Race, Place, and Suburban Policing: Too Close for Comfort
Author: Andrea S. Boyles
Publisher: Oakland, CA: University of California Press, 2015. 268p.
Reviewer: Jonathon A. Cooper | May 2016
Andrea Boyles’s Race, Place, and Suburban Policing covers a perennial topic in policing, namely, the relationship between the police and black communities. Importantly, Boyles discusses the interactions between police and blacks not only in terms of criminal and police activity, but also in terms of spatiality and territoriality. This discussion is not novel, but Boyles brings two fresh perspectives to the table of policing literature. First, her focus is on suburbia rather than the more traditional policing milieu of cities. Second, she expands the conversation from the police to the body politic as a whole. This latter novelty is arguably the most important addition Boyles makes to the policing literature, and I will comment on it in more detail below.
The theoretical premise of Race, Place, and Suburban Policing can be summed up in terms of the interrelationship of police, race, and place. More specifically, Boyles maintains that to understand policing in suburbia, it is necessary to fully consider the role of the suburb’s racial makeup, the history, location, economy, inter alia of the suburb, and the nature and behavior patterns of the police within that community. She illustrates the interplay among these three domains throughout the book, with observations and research conducted in the city of Kirkwood (and more particularly the neighborhood known as Meacham Park), a St. Louis (MO) suburb known most recently for two tragic shootings (which Boyles treats in depth in chapter 4).
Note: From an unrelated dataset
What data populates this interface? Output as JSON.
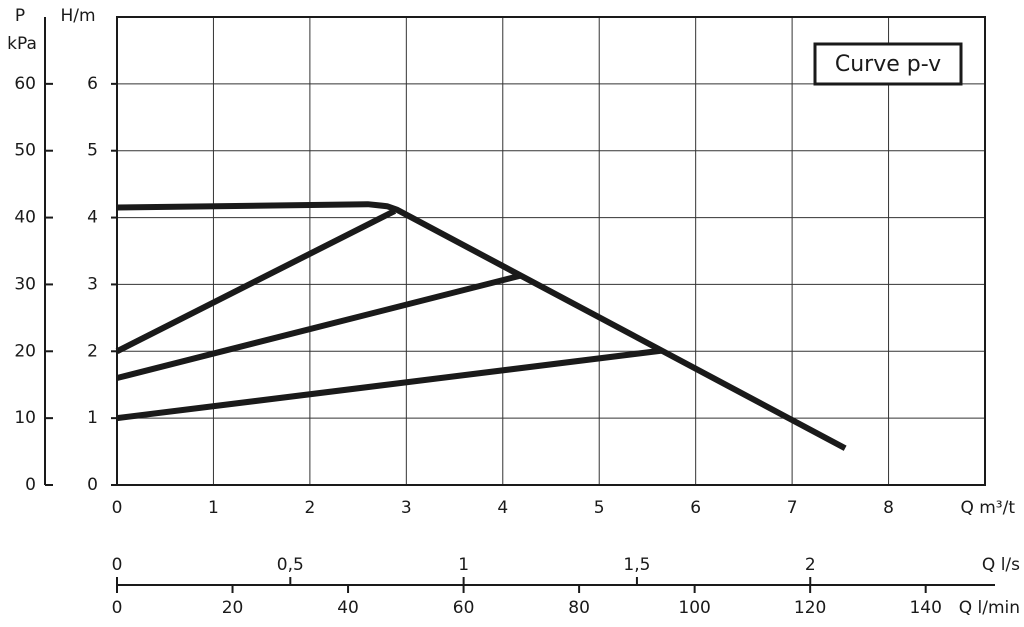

In addition to an introduction, there are six chapters. Chapter 1 is a historical overview of the connections among the creation of American police, slavery, and segregation. It includes a helpful outline of the migration of blacks from the rural south into cities and then into suburbia. The author concludes by drawing a line from these past connections to present day concerns regarding police and black civilians, including issues surrounding racial profiling and the attitude of minorities toward the police. Chapter 2 provides a sketch of Kirkwood and Meacham Park, including problems with the police. It is rich in pictures, ethnographic observations, and comments from interviewees. This sketch is extended in Chapter 3 with a detailed discussion of the problem of crime in Meacham Park, problems with police contacts, and the negative attitude about the police that develops among black citizens because of these contacts. Chapter 4 considers the shooting tragedies in Kirkwood of Kevin Johnson and Charles “Cookie” Thornton, and the impact these had on policing behavior in Meacham Park. In many ways, these shooting events can be understood as a tipping point – a tipping point that resulted in the United States Department of Justice intervening with a mediation agreement, as described in Chapter 5. As Boyles points out, this mediation agreement was met with doubt and cynicism, and was ultimately concluded with complete impotence.
In each chapter, Boyles astutely (and adroitly) draws lines among race, place, and the police, constantly reinforcing the role that place has in influencing how police (mis)interpret behavior, which leads to negative attitudes among the black population. This is all summarized in Chapter 6, where Boyles also provides important recommendations for moving forward – not only in St. Louis, but nationally. Her recommendations can be grouped into four categories: first, governments (state, county, municipal, etc.) should work towards political sensitivity, i.e., helping non-minorities recognize power and privilege in operation. Second, governments should work towards political inclusion, ensuring through strategic planning, that all voices are meaningfully represented in the political process. Third, governments should spread out political accountability, as it relates to the first two recommendations and beyond, broadly to numerous interested parties. And fourth, police departments should work towards improving relationships with black communities, with courtesy training, attention to diversity, being involved in community programs, and expanding their mandate to be assistance and service oriented.
To a degree, these recommendations are not novel either. Several of them can be found in the final report of the President’s Commission on Law Enforcement and Administration of Justice, published in 1967, and known to almost all chief administrators of police departments and criminal justicians. What does make Boyles’ recommendations unique is a tacit expansion of these concepts from the realm of the police to politics as a whole. This is the most important contribution that she gives to the policing literature specifically, and to the study of society in general — that the “problem” with the relationship between the police and black communities (and by extension other minority communities) goes beyond the police themselves – and beyond minority communities. Rather, this is a societal issue that deserves a deep and broad societal response. This underlying theme alone renders the book worth more than its weight in gold.
Race, Place, and Suburban Policing is a well-written book, grounded in solid social theory and research. Its focus on suburbia adds a relatively fresh dimension to the study of policing in America, which has almost always focused on urban policing (with a significant substrate of rural policing). The book is appropriate for graduate level courses and should be of interest to any serious scholar of the police and society. Finally, although it goes without saying, its thesis and conclusions are timely to policing in America in a way that, like the President’s Crime Commission report in the late 1960’s, will resonate for decades into the future.
Jonathon A. Cooper, PhD. Director, Criminology Advising Center, Indiana University of Pennsylvania, Department of Criminology and Criminal Justice.